Harmony on the High Bench, At Least So Far
Harmony on the High Bench, At Least So Far
Mar. 10, 1993
WASHINGTON (AP) _ The 35 signed decisions issued so far in the Supreme Court's 1992-93 term have caused little dissension among the justices. Eighteen of the 35 were decided by unanimous votes, and seven were decided on rulings of 8-1.
Justice John Paul Stevens, who in 18 years has built a solid reputation as a thoughtful jurist who marches to a different drum, was the sole dissenter in four of the seven 8-1 votes.
Stevens alone refused to join rulings that limited the number of taxpayers who may claim deductions for home offices and that allowed state agencies to immediately appeal trial court denials their 11th Amendment immunity claims.
He also balked at decisions that offered fewer health-benefit options to employees eligible for worker compensation and that said a federal law allowing some personal-injury lawsuits against the government does not apply in Antarctica.
The relative harmony is not unusual this early in the year.
The court tends to save a disproportionate percentage of the more divisive cases until the waning weeks of a term in June.
Still-to-be-decided disputes that could divide the court include these:
-May communities ban animal sacrifices in church rituals?
-May religious groups be banned from using public schools when classes are not in session if some non-religious groups are given such access?
-Is the government's policy of stopping Haitians on the high seas and returning them without considering their pleas for political asylum legal?
-May states impose longer prison terms for crimes if they were motivated by bigotry?
Rounding out the 35 cases decided so far: four votes ended up 7-2; two were 6-3; and four caused a 5-4 split. --- More Cases Flow In, Fewer Stick Around for Long
The high court in recent years has limited the number of cases to which it grants full review, and this year the strategy again has led to a shortage of cases available to be argued next month.
Instead of conducting oral arguments for the customary 12 cases during the last week of April, the justices will hear one.
In addition to the 35 decisions already issued, the justices are expected to issue 76 more before beginning their summer recess in June or July.
That would give them a total of 111 signed decisions, four more than the 107 they produced last term, which was the fewest since 1970.
The number of signed decisions has been decreasing since the 1985-86 term, when there were 147.

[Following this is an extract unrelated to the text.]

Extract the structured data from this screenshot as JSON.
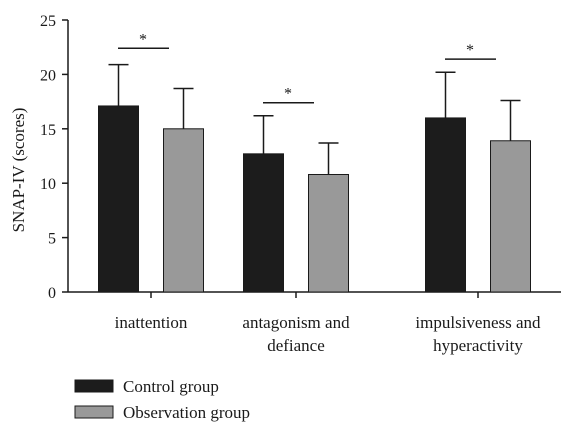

Ten years ago, during the 1982-83 term, the court issued 152 signed decisions.
Meanwhile, the number of new cases seeking Supreme Court review continues to rise, up about 9 percent over last term. Of the thousands of cases to reach the justices each term, 98 in every 100 now get turned away. In those cases, the rulings of lower courts are left intact but no national precedent is set. --- White Biography to be Written by His Former Law Clerk
A biography of Justice Byron R. White, the court's senior member, will be written by one of his former law clerks, University of Chicago law professor Dennis Hutchinson.
''It's an unauthorized project, but the justice did wish me good luck,'' said Hutchinson, who clerked for White in 1975-76 and visited with him last week ''to break the bad news.''
Hutchinson, who expects to complete the book by late 1996, said he believes White is ''terribly misunderstood'' and ''has led such an interesting life.'' The book is to be published by the Free Press, a division of Macmillan Inc.
Hutchinson discounted recent speculation that White, 75, is considering retiring soon. Saying that the subject did not come up in his discussion with White, Hutchinson added, ''I think some folks have added two and two and come up with 16.''
White was named to the court by President John F. Kennedy in 1962.
No other biography of any other current member is in the works, but biographies are being written about two retired justices, William J. Brennan and Lewis F. Powell. --- Oops
Sometimes the best-planned rhetoric can be led astray by an erring printer or proofreader, such as in a Georgia case denied high court review earlier this term.
The well-organized brief apparently meant at one point to remind the justices just how important it is to keep government off the backs of the people. ''Freedom constitutes the bedroom of this Republic,'' it stated.